Abstract
Visual search and other attentionally demanding processes are often guided from the top down when a specific task is given (e.g. Wolfe et al. Vision Research 44, 2004). In the simplified stimuli commonly used in visual search experiments, e.g. red and horizontal bars, the selection of potential features that might be biased for is obvious (by design). In a natural setting with real-world objects, the selection of these features is not obvious, and there is some debate which features can be used for top-down guidance, and how a specific task maps to them (Wolfe and Horowitz, Nat. Rev. Neurosci. 2004).
Learning to detect objects provides the visual system with an effective set of features suitable for the detection task, and with a mapping from these features to an abstract representation of the object.

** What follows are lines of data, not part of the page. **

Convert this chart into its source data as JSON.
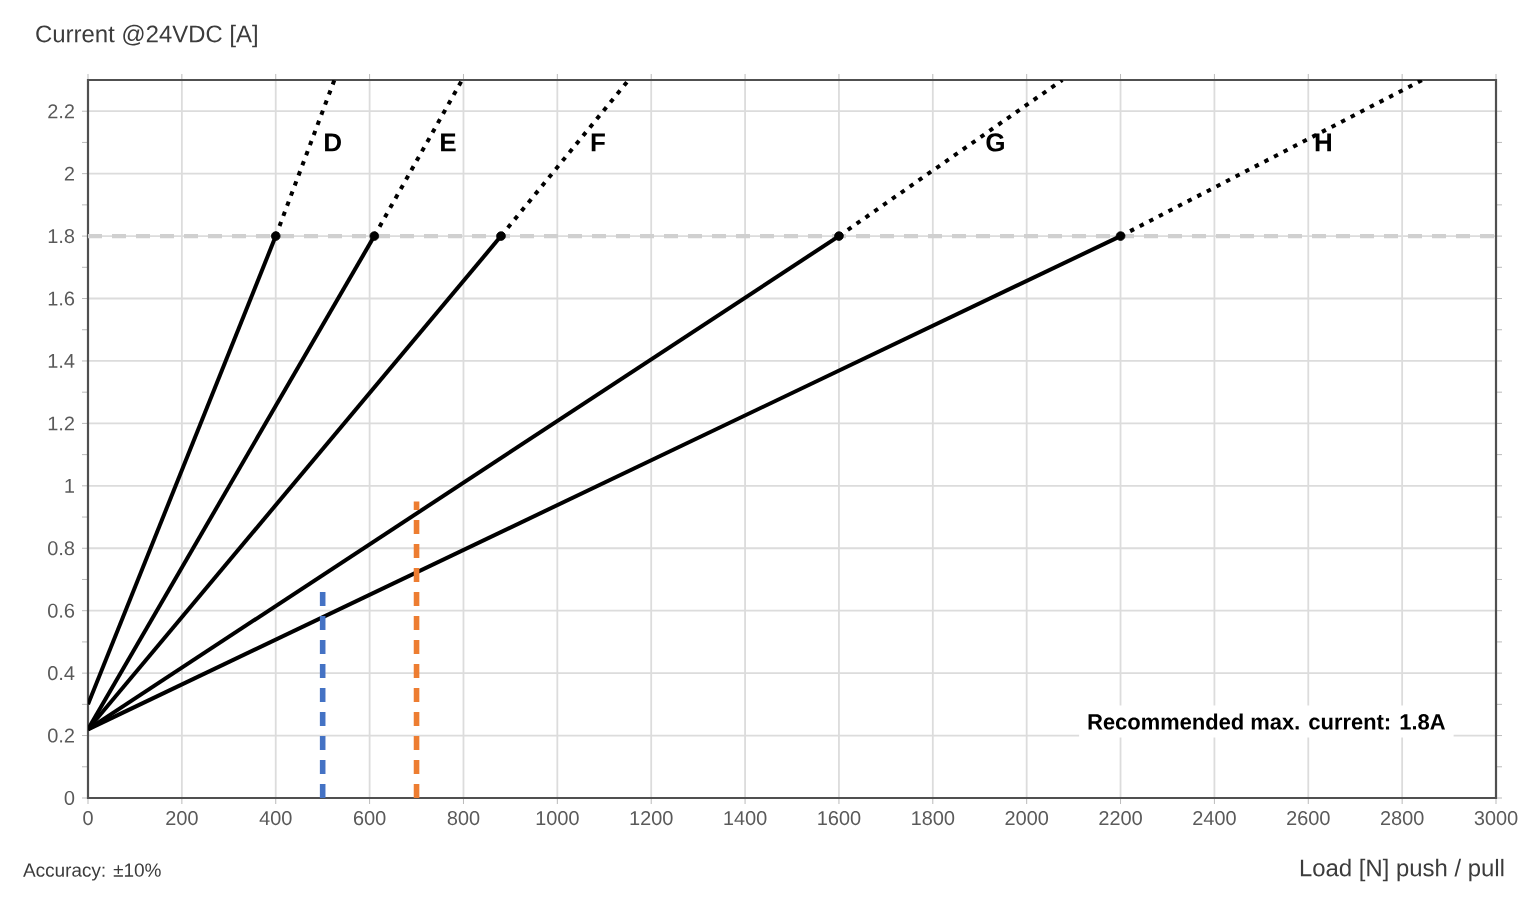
{
  "chart_data": {
    "type": "line",
    "ylabel": "Current @24VDC [A]",
    "xlabel": "Load [N] push / pull",
    "xlim": [
      0,
      3000
    ],
    "ylim": [
      0,
      2.3
    ],
    "xticks": [
      0,
      200,
      400,
      600,
      800,
      1000,
      1200,
      1400,
      1600,
      1800,
      2000,
      2200,
      2400,
      2600,
      2800,
      3000
    ],
    "yticks": [
      0,
      0.2,
      0.4,
      0.6,
      0.8,
      1,
      1.2,
      1.4,
      1.6,
      1.8,
      2,
      2.2
    ],
    "grid": true,
    "series": [
      {
        "color": "#000000",
        "line_style": "solid",
        "x": [
          0,
          400
        ],
        "values": [
          0.3,
          1.8
        ]
      },
      {
        "name": "D",
        "color": "#000000",
        "line_style": "dotted",
        "x": [
          400,
          525
        ],
        "values": [
          1.8,
          2.3
        ]
      },
      {
        "color": "#000000",
        "line_style": "solid",
        "x": [
          0,
          610
        ],
        "values": [
          0.22,
          1.8
        ]
      },
      {
        "name": "E",
        "color": "#000000",
        "line_style": "dotted",
        "x": [
          610,
          797
        ],
        "values": [
          1.8,
          2.3
        ]
      },
      {
        "color": "#000000",
        "line_style": "solid",
        "x": [
          0,
          880
        ],
        "values": [
          0.22,
          1.8
        ]
      },
      {
        "name": "F",
        "color": "#000000",
        "line_style": "dotted",
        "x": [
          880,
          1152
        ],
        "values": [
          1.8,
          2.3
        ]
      },
      {
        "color": "#000000",
        "line_style": "solid",
        "x": [
          0,
          1600
        ],
        "values": [
          0.22,
          1.8
        ]
      },
      {
        "name": "G",
        "color": "#000000",
        "line_style": "dotted",
        "x": [
          1600,
          2076
        ],
        "values": [
          1.8,
          2.3
        ]
      },
      {
        "color": "#000000",
        "line_style": "solid",
        "x": [
          0,
          2200
        ],
        "values": [
          0.22,
          1.8
        ]
      },
      {
        "name": "H",
        "color": "#000000",
        "line_style": "dotted",
        "x": [
          2200,
          2843
        ],
        "values": [
          1.8,
          2.3
        ]
      },
      {
        "type": "scatter",
        "marker": "circle",
        "color": "#000000",
        "x": [
          400,
          610,
          880,
          1600,
          2200
        ],
        "values": [
          1.8,
          1.8,
          1.8,
          1.8,
          1.8
        ]
      },
      {
        "color": "#4472c4",
        "line_style": "dashed",
        "x": [
          500,
          500
        ],
        "values": [
          0,
          0.67
        ]
      },
      {
        "color": "#ed7d31",
        "line_style": "dashed",
        "x": [
          700,
          700
        ],
        "values": [
          0,
          0.95
        ]
      }
    ],
    "ref_lines": [
      {
        "axis": "y",
        "value": 1.8,
        "color": "#d0d0d0",
        "line_style": "dashed"
      }
    ],
    "annotations": [
      "Recommended max. current: 1.8A",
      "Accuracy: ±10%"
    ]
  }
}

We suggest a model, in which V4-type features are shared between object detection and top-down attention. As the model familiarizes itself with objects, i.e. it learns to detect them, it acquires a representation for features to solve the detection task. We propose that by cortical feedback connections, top-down processes can re-use these same features to bias attention to locations with higher probability of containing the target object. We propose a model architecture that allows for such processing, and we present a computational implementation of the model that performs visual search in natural scenes for a given object category, e.g. for faces. We compare the performance of our model to pure bottom-up selection as well as to top-down attention using simple features such as hue.